ÇİMENTO KAĞIDINA YAZILAN YAZI
Yıl, 1975. Hasan Aycın ve öğrenci arkadaşları Üstad Necip Fazıl’ı Bursa’da konferansa çağırırlar. Üstad Bursa’ya gitmek için İstanbul’dan vapurla Mudanya’ya hareket eder.
Üstad’ı külüstür bir arabayla karşılamaya giden Ali Bakkal ve arkadaşları gelecek olan misafirlerini daha önce hiç görmemişler.
Vapurdan bütün yolcular inmiş, fakat beklenen misafir ortalıkta yok. Ali Bakkal ve arkadaşları artık umudu kesip ayrılacakken bir kenarda kayanın başına çıkmış yaşlı bir adam, bulduğu sarımsı bir çimento kağıdına yazı yazıyor.
“Amca” demiş Ali Bakkal, “bu gelen son vapur muydu, biz bir misafir bekliyorduk fakat gelmedi.”
Üstad hiç istifini bozmadan bir yandan yazısına devam ederken “Necip Fazıl’ı mı bekliyorsunuz?” demiş.
Tabii bizimkiler mahçup bir şekilde ellerine sarılmış ve özür dilemişler.
Üstad, bir süre sonra binmesi için kapısı açılan eski arabayı görünce, “Bu ne, Mercedes yok mu?!.” demiş.
Ancak arabaya ister istemez binmiş.
Üstad Bursa’da arabadan indikten sonra, o günlerde Milli Gazete’de tefrika edilen “İhtilal”in bir gün sonra yayınlanacak bölümünü, yazdığı çimento kağıdını, beraberinde geldiği gençlerden birine vererek, “Al şunu gazeteye faksla” demiş.
***** **
Bu anekdotu “kalmasın nihan” diyerek aktaran değerli arkadaşımız Hüseyin Durukan, anlatanın bizzat Hasan Aycın olduğunu; cumartesi günkü Yedi İklim’in iftarında Ahmet Nedim Çeker’in kendisine “Yahu kardeşim sen şu çizgilerini niçin büyük ebadlı kağıtlara çizmiyorsun da bizi uğraştırıyorsun?

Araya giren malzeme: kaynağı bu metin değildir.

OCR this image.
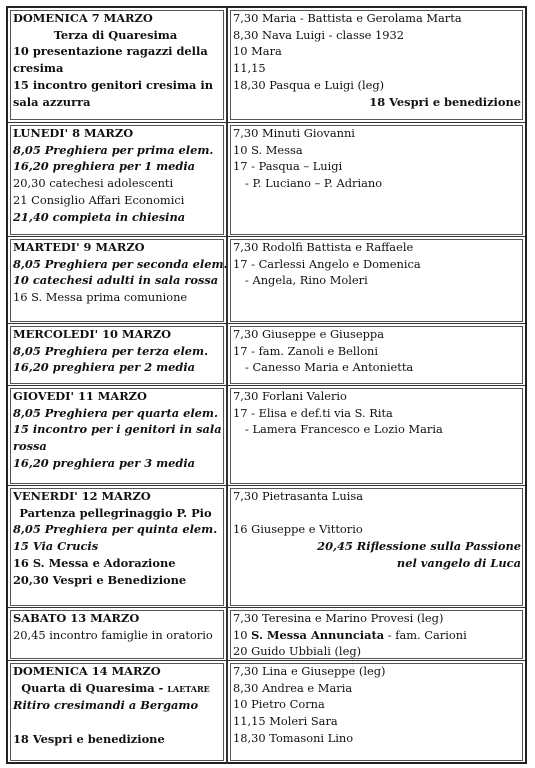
DOMENICA 7 MARZO
Terza di Quaresima
10 presentazione ragazzi della
cresima
15 incontro genitori cresima in
sala azzurra
7,30 Maria - Battista e Gerolama Marta
8,30 Nava Luigi - classe 1932
10 Mara
11,15
18,30 Pasqua e Luigi (leg)
18 Vespri e benedizione
LUNEDI' 8 MARZO
8,05 Preghiera per prima elem.
16,20 preghiera per 1 media
20,30 catechesi adolescenti
21 Consiglio Affari Economici
21,40 compieta in chiesina
7,30 Minuti Giovanni
10 S. Messa
17 - Pasqua – Luigi
- P. Luciano – P. Adriano
MARTEDI' 9 MARZO
8,05 Preghiera per seconda elem.
10 catechesi adulti in sala rossa
16 S. Messa prima comunione
7,30 Rodolfi Battista e Raffaele
17 - Carlessi Angelo e Domenica
- Angela, Rino Moleri
MERCOLEDI' 10 MARZO
8,05 Preghiera per terza elem.
16,20 preghiera per 2 media
7,30 Giuseppe e Giuseppa
17 - fam. Zanoli e Belloni
- Canesso Maria e Antonietta
GIOVEDI' 11 MARZO
8,05 Preghiera per quarta elem.
15 incontro per i genitori in sala
rossa
16,20 preghiera per 3 media
7,30 Forlani Valerio
17 - Elisa e def.ti via S. Rita
- Lamera Francesco e Lozio Maria
VENERDI' 12 MARZO
Partenza pellegrinaggio P. Pio
8,05 Preghiera per quinta elem.
15 Via Crucis
16 S. Messa e Adorazione
20,30 Vespri e Benedizione
7,30 Pietrasanta Luisa

16 Giuseppe e Vittorio
20,45 Riflessione sulla Passione
nel vangelo di Luca
SABATO 13 MARZO
20,45 incontro famiglie in oratorio
7,30 Teresina e Marino Provesi (leg)
10 S. Messa Annunciata - fam. Carioni
20 Guido Ubbiali (leg)
DOMENICA 14 MARZO
Quarta di Quaresima - LAETARE
Ritiro cresimandi a Bergamo

18 Vespri e benedizione
7,30 Lina e Giuseppe (leg)
8,30 Andrea e Maria
10 Pietro Corna
11,15 Moleri Sara
18,30 Tomasoni Lino
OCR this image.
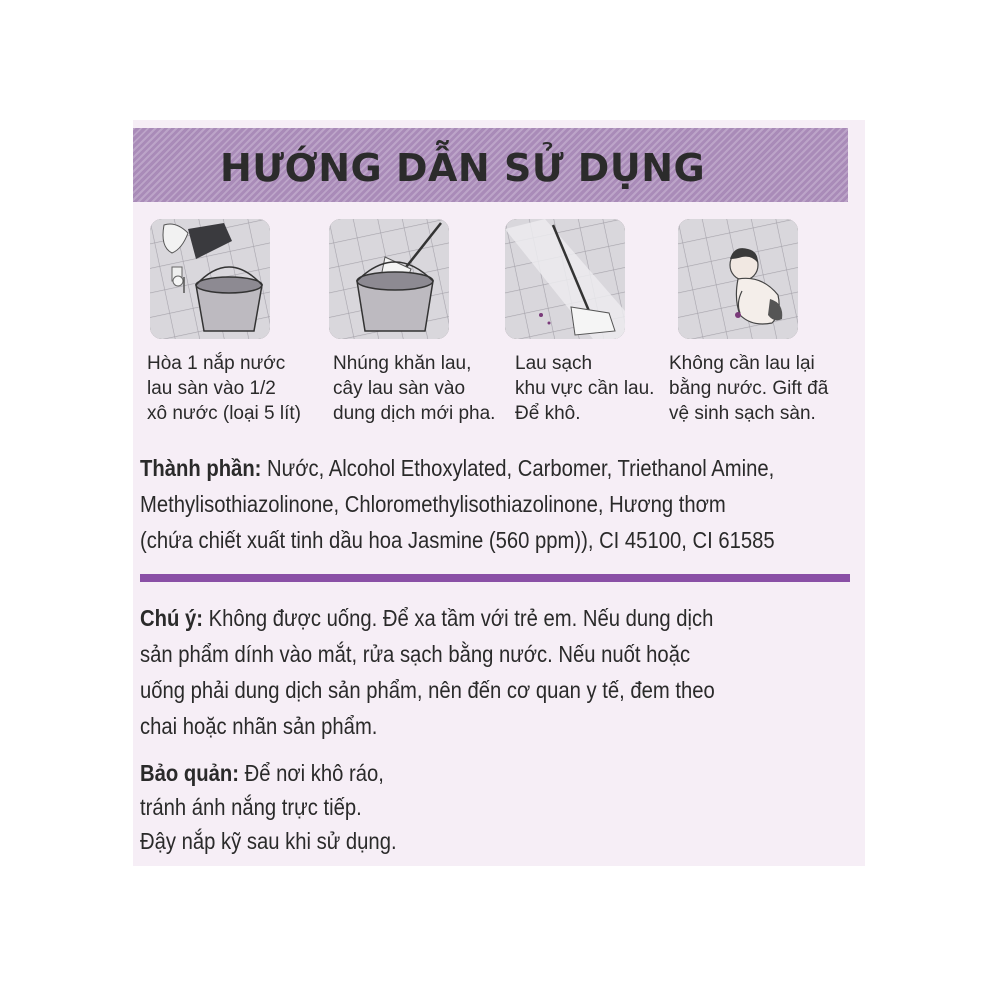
HƯỚNG DẪN SỬ DỤNG
Hòa 1 nắp nước
lau sàn vào 1/2
xô nước (loại 5 lít)
Nhúng khăn lau,
cây lau sàn vào
dung dịch mới pha.
Lau sạch
khu vực cần lau.
Để khô.
Không cần lau lại
bằng nước. Gift đã
vệ sinh sạch sàn.
Thành phần: Nước, Alcohol Ethoxylated, Carbomer, Triethanol Amine,
Methylisothiazolinone, Chloromethylisothiazolinone, Hương thơm
(chứa chiết xuất tinh dầu hoa Jasmine (560 ppm)), CI 45100, CI 61585
Chú ý: Không được uống. Để xa tầm với trẻ em. Nếu dung dịch
sản phẩm dính vào mắt, rửa sạch bằng nước. Nếu nuốt hoặc
uống phải dung dịch sản phẩm, nên đến cơ quan y tế, đem theo
chai hoặc nhãn sản phẩm.
Bảo quản: Để nơi khô ráo,
tránh ánh nắng trực tiếp.
Đậy nắp kỹ sau khi sử dụng.
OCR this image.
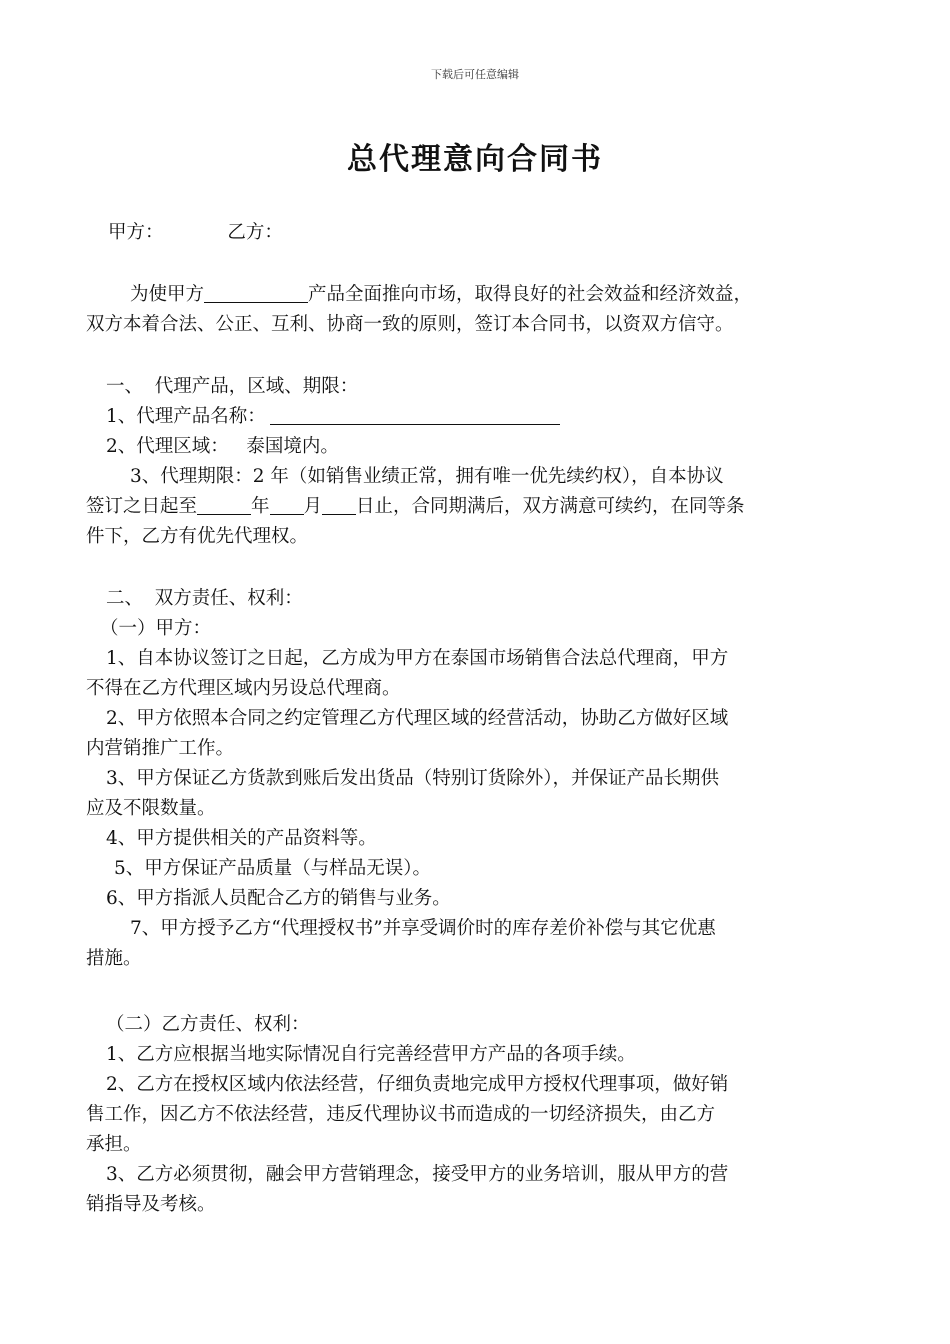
下载后可任意编辑
总代理意向合同书
甲方：	乙方：
为使甲方	产品全面推向市场，取得良好的社会效益和经济效益，
双方本着合法、公正、互利、协商一致的原则，签订本合同书，以资双方信守。
一、  代理产品，区域、期限：
1、代理产品名称：
2、代理区域：   泰国境内。
3、代理期限：2 年（如销售业绩正常，拥有唯一优先续约权），自本协议
签订之日起至	年 月 日止，合同期满后，双方满意可续约，在同等条
件下，乙方有优先代理权。
二、  双方责任、权利：
（一）甲方：
1、自本协议签订之日起，乙方成为甲方在泰国市场销售合法总代理商，甲方
不得在乙方代理区域内另设总代理商。
2、甲方依照本合同之约定管理乙方代理区域的经营活动，协助乙方做好区域
内营销推广工作。
3、甲方保证乙方货款到账后发出货品（特别订货除外），并保证产品长期供
应及不限数量。
4、甲方提供相关的产品资料等。
5、甲方保证产品质量（与样品无误）。
6、甲方指派人员配合乙方的销售与业务。
7、甲方授予乙方“代理授权书”并享受调价时的库存差价补偿与其它优惠
措施。
（二）乙方责任、权利：
1、乙方应根据当地实际情况自行完善经营甲方产品的各项手续。
2、乙方在授权区域内依法经营，仔细负责地完成甲方授权代理事项，做好销
售工作，因乙方不依法经营，违反代理协议书而造成的一切经济损失，由乙方
承担。
3、乙方必须贯彻，融会甲方营销理念，接受甲方的业务培训，服从甲方的营
销指导及考核。
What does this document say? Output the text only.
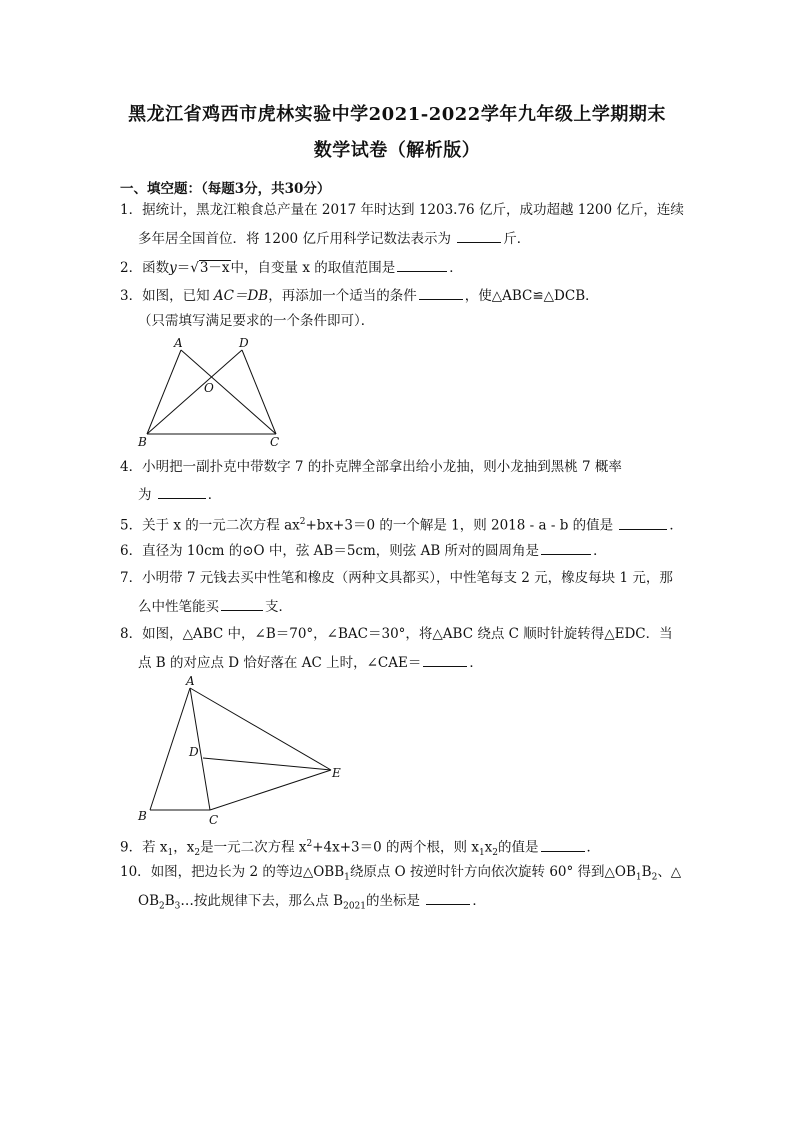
黑龙江省鸡西市虎林实验中学2021-2022学年九年级上学期期末
数学试卷（解析版）
一、填空题：（每题3分，共30分）
1．据统计，黑龙江粮食总产量在 2017 年时达到 1203.76 亿斤，成功超越 1200 亿斤，连续
多年居全国首位．将 1200 亿斤用科学记数法表示为	斤．
2．函数y＝√3－x中，自变量 x 的取值范围是	．
3．如图，已知 AC＝DB，再添加一个适当的条件	，使△ABC≌△DCB．
（只需填写满足要求的一个条件即可）．
A	D
O
B	C
4．小明把一副扑克中带数字 7 的扑克牌全部拿出给小龙抽，则小龙抽到黑桃 7 概率
为	．
5．关于 x 的一元二次方程 $ax^2+bx+3=0$ 的一个解是 1，则 2018 - a - b 的值是	．
6．直径为 10cm 的⊙O 中，弦 AB＝5cm，则弦 AB 所对的圆周角是	．
7．小明带 7 元钱去买中性笔和橡皮（两种文具都买），中性笔每支 2 元，橡皮每块 1 元，那
么中性笔能买	支．
8．如图，△ABC 中，∠B＝70°，∠BAC＝30°，将△ABC 绕点 C 顺时针旋转得△EDC．当
点 B 的对应点 D 恰好落在 AC 上时，∠CAE＝	．
A
D
E
B	C
9．若 $x_1$，$x_2$是一元二次方程 $x^2+4x+3=0$ 的两个根，则 $x_1x_2$的值是	．
10．如图，把边长为 2 的等边$\triangle OBB_1$绕原点 O 按逆时针方向依次旋转 60° 得到$\triangle OB_1B_2$、△
$OB_2B_3\dots$按此规律下去，那么点 $B_{2021}$的坐标是	．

Biz o dünya çapındaki çizgilerini yurtdışında sergilemeye çalışacağız fakat standartlara uymuyor” demesi üzerine, “Biz o çizgileri nerede, ne zaman, hangi şartlar altında çizdik biliyor musun?” dercesine anlattığını bildirdi. ‘Tam bir Üstadlık’ bu anekdot, Necip Fazıl’ın biyografisini ileride yazmak isteyenlere belki bir katkı sağlar. Tabii Hasan Aycın’ın da.